Война заговорила эзоповым языком. Как писала «Правда», «каждое талантливое произведение о борьбе народа учит, как жить и сегодня»35.

Скажем, если искусство изображает солдат мальчишками, то это означает, что теперешняя молодежь, проклинаемая за узкие брюки и джаз, сможет защищать родину не хуже своих хули­телей: «Мы сами пижонами слыли когда-то, а время пришло — уходили в солдаты»36.

«Коммунизм — это молодость мира, и его возводить моло­дым»,—гласили лозунги. Молодые уверяли, что возведут, ссыла­ясь на опыт юных предшественников в серых шинелях.

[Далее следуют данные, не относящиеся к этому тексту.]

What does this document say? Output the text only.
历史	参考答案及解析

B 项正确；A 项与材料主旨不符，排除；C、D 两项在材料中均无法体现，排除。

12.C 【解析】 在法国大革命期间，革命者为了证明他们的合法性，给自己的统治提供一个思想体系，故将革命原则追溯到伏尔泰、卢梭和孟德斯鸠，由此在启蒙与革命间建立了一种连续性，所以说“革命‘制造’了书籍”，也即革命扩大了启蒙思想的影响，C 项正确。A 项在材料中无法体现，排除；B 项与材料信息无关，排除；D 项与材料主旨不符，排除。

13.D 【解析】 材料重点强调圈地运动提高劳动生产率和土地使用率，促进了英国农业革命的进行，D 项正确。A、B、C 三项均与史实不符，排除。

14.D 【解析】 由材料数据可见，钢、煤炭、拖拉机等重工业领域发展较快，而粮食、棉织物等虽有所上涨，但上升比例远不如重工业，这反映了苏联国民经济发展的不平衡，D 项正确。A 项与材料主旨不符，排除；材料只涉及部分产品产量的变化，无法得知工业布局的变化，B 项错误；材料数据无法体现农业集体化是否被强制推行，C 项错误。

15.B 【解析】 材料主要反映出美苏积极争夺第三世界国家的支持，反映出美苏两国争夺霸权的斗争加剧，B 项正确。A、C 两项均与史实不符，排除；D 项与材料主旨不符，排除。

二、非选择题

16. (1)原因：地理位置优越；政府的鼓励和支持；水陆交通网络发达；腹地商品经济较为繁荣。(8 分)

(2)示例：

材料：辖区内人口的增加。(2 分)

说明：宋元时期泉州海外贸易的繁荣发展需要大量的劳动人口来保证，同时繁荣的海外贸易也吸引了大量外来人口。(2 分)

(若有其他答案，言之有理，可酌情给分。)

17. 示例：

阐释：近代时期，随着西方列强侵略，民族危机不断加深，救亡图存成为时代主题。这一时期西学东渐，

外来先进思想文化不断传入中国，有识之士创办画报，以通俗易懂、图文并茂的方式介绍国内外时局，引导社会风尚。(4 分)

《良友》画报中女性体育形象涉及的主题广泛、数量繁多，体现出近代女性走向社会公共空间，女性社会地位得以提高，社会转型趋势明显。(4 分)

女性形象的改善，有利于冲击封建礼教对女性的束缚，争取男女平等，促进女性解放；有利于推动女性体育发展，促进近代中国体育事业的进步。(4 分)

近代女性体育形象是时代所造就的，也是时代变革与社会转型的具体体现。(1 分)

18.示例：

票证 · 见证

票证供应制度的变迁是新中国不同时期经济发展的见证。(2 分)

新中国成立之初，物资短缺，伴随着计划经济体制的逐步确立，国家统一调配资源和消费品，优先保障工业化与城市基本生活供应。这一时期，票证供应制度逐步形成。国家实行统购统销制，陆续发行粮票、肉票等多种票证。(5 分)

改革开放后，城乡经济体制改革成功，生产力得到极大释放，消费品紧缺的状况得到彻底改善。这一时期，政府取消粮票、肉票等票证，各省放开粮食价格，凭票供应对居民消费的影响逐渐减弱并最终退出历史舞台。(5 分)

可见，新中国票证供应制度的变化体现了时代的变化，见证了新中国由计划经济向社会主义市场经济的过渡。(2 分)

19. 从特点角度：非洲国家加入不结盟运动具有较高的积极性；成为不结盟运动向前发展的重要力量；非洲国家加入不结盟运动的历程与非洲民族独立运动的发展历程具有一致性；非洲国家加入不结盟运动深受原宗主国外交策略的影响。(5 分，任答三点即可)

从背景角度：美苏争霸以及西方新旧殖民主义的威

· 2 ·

И все же война в начале 60-х была другой, чем до и после этих интересных лет. Конечно, герои оставались героями, а преда­тели— трусами, но и те и другие были правдоподобными; мо­ральный императив облачался в жизненные формы.

Так взошла звезда Василя Быкова, который для многих был образцом честности в жадную до этой добродетели эпоху.

В прозе Быкова вопрос о роли ветеранов в мирные, но боевые дни 60-х решался с солдатской прямотой. «На сколько же фрон­тов надо бороться—и с врагами и с разной сволочью рядом, наконец, с собою»37,— говорит герой его повести (естественно, мальчишка).

Война кончилась, но передовая осталась. Ветераны воюют и тогда, когда окопы делят не фронт, а советское общество.

Продолжает войну и Василий Теркин, который возвращается с того света, чтобы навести порядок на этом:

В этот мир живых, где ныне, Нашу службу мы несем...38

На какую именно службу определил Твардовский своего лю­бимца—не ясно, но это и неважно. Существенно то, что ветерану пришлось вернуться в строй: с ним спорить потруднее, чем к примеру, с зэком Иваном Денисовичем.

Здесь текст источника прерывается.